We applied the concept sets to the OMOP CDM database of SNUBH, which contains data from 2 million patients obtained between May 2003 and July 2019. We defined cohorts of patients as those who had at least one code from a concept set in their records. We set patient cohorts generated by local codes as the reference to evaluate patient cohorts by SNOMED CT and ICD-10/KCD-7. We counted the number of patients included in or missing from the patient cohorts generated by SNOMED CT and ICD-10/KCD-7 compared to the reference. We also compared the prevalence of epilepsy and age distribution between patient cohorts by year. Patients with epilepsy were extracted and classified by year, according to condition_start_date in a condition_occurrence table. Figure 1 shows an overview of the study with the created and compared patient cohorts based on local codes, SNOMED CT, and ICD-10/KCD-7.

Figure 1

Design of the study. SNOMED CT: SNOMED Clinical Terms, ICD-10: International Classification of Diseases tenth revision, KCD-7: Korean Classification of Diseases-7.

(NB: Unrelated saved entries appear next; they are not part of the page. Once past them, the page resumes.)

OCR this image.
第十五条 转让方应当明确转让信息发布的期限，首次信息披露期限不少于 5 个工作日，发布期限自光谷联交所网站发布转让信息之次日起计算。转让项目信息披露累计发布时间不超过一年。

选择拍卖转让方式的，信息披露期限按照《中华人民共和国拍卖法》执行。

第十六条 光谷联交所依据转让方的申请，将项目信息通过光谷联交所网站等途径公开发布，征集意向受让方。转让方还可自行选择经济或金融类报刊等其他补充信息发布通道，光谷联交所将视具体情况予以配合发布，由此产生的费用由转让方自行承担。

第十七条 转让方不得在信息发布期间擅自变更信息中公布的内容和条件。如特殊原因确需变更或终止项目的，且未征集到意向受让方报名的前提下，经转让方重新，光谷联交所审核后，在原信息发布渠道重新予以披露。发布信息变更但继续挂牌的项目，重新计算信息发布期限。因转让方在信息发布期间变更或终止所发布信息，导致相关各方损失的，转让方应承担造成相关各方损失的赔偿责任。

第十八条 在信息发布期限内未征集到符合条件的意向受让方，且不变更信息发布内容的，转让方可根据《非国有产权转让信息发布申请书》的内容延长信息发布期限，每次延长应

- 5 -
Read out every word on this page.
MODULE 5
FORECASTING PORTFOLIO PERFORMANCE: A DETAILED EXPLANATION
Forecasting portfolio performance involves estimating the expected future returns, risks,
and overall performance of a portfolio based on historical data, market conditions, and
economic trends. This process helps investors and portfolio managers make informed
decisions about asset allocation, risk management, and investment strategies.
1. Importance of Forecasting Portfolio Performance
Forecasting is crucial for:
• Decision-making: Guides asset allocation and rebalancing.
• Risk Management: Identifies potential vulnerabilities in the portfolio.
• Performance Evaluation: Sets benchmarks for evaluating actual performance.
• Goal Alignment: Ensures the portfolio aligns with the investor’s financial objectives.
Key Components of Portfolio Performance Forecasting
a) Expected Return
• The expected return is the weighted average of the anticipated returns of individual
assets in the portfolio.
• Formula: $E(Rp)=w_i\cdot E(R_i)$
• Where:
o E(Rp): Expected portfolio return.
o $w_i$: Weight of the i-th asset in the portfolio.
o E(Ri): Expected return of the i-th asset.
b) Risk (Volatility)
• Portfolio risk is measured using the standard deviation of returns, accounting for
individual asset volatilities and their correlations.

This study received approval from the SNUBH Institutional Review Board (No. X-2109-711-904) and was performed in accordance with the relevant guidelines and regulations of the IRB.

Go to :

III. Results

1. Granularity between SNOMED CT and ICD-10/KCD-7

Figure 2 shows epilepsy-related codes in the local codes, SNOMED CT, and ICD-10/KCD-7. Of 174 local codes for epilepsy, 133 codes were used to map diagnoses of epilepsy in EMRs. Although we used 298 SNOMED CT concepts to define the patient cohort with epilepsy, we found that only 52 concepts were used to map epilepsy-related diagnoses in EMRs. Of the 36 ICD-10/KCD-7 codes, only 21 codes (G40.0, G40.00, G40.01, G40.1, G40.2, G40.20, G40.21, G40.3, G40.30, G40.31, G40.4, G40.5, G40.6, G40.7, G40.8, G49.9, G41.1, G41.2, G41.8, G41.9, and F80.3) were mapped and used in EMRs.

Figure 2

Local, SNOMED CT, and ICD-10/KCD-7 codes for epilepsy. SNOMED CT: SNOMED Clinical Terms, ICD-10: International Classification of Diseases tenth revision, KCD-7: Korean Classification of Diseases-7.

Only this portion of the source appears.